Keiner von beiden fragte, ob es mir gut ginge.
Während die Sanitäter mir nach draußen halfen, rief Marcus mir nach.
„Mama! Sag ihnen, sie sollen aufhören!“
Ich blickte den Sohn an, den ich einst bei Gewittern getröstet hatte.
„Du hattest zwanzig Minuten“, sagte ich. „Du hast sie schlecht genutzt.“
Im Krankenhaus behandelten die Ärzte eine Rippenverletzung, starke Prellungen und eine leichte Kopfverletzung. Daniel blieb an meiner Seite, während ich ein letztes Dokument unterzeichnete.
Dadurch wurden Marcus und Rachel aus allen verbleibenden persönlichen Treuhandverhältnissen, Versicherungspolicen und Erbschaftsvereinbarungen entfernt.
Zusammen sollten sie einst fast neunhunderttausend Dollar erhalten.
Mit diesen Geldern würde nun ein Familiennotheim unterstützt, das im Namen meines verstorbenen Mannes eingerichtet wurde.
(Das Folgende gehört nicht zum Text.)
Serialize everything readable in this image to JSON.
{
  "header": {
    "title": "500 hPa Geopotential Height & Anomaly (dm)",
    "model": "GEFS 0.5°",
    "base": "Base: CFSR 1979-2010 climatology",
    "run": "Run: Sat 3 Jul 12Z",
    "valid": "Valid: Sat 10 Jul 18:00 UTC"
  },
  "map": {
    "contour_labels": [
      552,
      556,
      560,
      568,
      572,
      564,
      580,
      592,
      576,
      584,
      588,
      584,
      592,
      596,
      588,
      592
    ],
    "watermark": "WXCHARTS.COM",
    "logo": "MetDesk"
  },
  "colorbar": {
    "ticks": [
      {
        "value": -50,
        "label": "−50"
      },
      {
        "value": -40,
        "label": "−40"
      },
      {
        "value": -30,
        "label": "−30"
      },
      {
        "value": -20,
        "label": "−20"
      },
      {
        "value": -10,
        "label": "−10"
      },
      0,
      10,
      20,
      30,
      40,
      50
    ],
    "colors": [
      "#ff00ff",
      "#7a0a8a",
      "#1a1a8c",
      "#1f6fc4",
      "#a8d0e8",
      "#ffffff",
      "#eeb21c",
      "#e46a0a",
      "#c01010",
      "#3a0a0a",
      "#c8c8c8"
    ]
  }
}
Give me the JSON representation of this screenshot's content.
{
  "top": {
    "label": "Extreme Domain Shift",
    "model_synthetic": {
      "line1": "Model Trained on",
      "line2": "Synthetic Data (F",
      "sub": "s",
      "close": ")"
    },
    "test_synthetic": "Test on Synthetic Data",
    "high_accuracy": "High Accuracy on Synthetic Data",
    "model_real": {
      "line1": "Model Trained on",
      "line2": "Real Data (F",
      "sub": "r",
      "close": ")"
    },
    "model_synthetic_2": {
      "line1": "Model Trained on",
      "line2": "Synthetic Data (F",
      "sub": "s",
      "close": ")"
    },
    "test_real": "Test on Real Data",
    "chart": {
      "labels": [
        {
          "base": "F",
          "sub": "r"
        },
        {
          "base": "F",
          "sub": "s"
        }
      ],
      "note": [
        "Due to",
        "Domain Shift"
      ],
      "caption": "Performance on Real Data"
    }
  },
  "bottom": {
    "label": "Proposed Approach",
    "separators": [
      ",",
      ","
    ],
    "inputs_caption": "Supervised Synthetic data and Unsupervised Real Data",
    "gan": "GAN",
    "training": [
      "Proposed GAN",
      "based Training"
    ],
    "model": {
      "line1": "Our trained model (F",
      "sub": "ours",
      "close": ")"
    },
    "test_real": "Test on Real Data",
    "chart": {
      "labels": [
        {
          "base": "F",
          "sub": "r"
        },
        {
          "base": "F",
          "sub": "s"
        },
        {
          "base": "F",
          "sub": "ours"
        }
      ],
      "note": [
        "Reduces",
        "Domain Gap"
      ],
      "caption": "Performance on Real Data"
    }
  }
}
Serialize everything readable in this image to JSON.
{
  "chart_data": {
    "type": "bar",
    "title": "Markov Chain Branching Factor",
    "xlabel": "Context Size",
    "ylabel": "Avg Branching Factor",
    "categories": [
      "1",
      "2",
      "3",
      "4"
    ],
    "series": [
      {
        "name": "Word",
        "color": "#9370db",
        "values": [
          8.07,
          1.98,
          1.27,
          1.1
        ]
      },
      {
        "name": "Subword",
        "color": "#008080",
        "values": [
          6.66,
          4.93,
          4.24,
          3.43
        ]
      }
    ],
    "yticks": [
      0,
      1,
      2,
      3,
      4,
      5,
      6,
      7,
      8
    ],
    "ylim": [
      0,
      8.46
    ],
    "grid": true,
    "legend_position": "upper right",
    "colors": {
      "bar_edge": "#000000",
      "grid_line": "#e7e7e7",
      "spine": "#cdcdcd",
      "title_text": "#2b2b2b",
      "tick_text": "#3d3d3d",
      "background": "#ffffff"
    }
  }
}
Der Rechtsstreit ging schnell voran, da die Beweislage eindeutig war. Die Kameras hatten aufgezeichnet, wie Marcus mich schubste, Rachel finanzielle Informationen verlangte, die gegenseitigen Drohungen und die gefälschte Vollmacht, die auf dem Esstisch lag.
Marcus’ Gläubiger stellten außerdem fest, dass er in mehreren Kreditanträgen falsche Angaben gemacht hatte. Sein Unternehmen ging innerhalb weniger Wochen bankrott. Später gestand er die Ausbeutung älterer Menschen, versuchten Betrug und Urkundenfälschung. Er wurde zu sechs Jahren Haft verurteilt.
Rachel behauptete, Marcus habe sie unter Druck gesetzt, doch ihre Nachrichten bewiesen, dass sie die Briefkastenfirmen selbst gegründet hatte. Sie wurde zu vier Jahren Haft verurteilt, verlor ihre Berufszulassung und wurde zur Übernahme der Anwaltskosten und zur Zahlung von Schadensersatz verpflichtet.
Sechs Monate später stand ich auf dem Hügel und blickte über das Land, wo sich einst der Bauernhof unter der Morgensonne erstreckt hatte.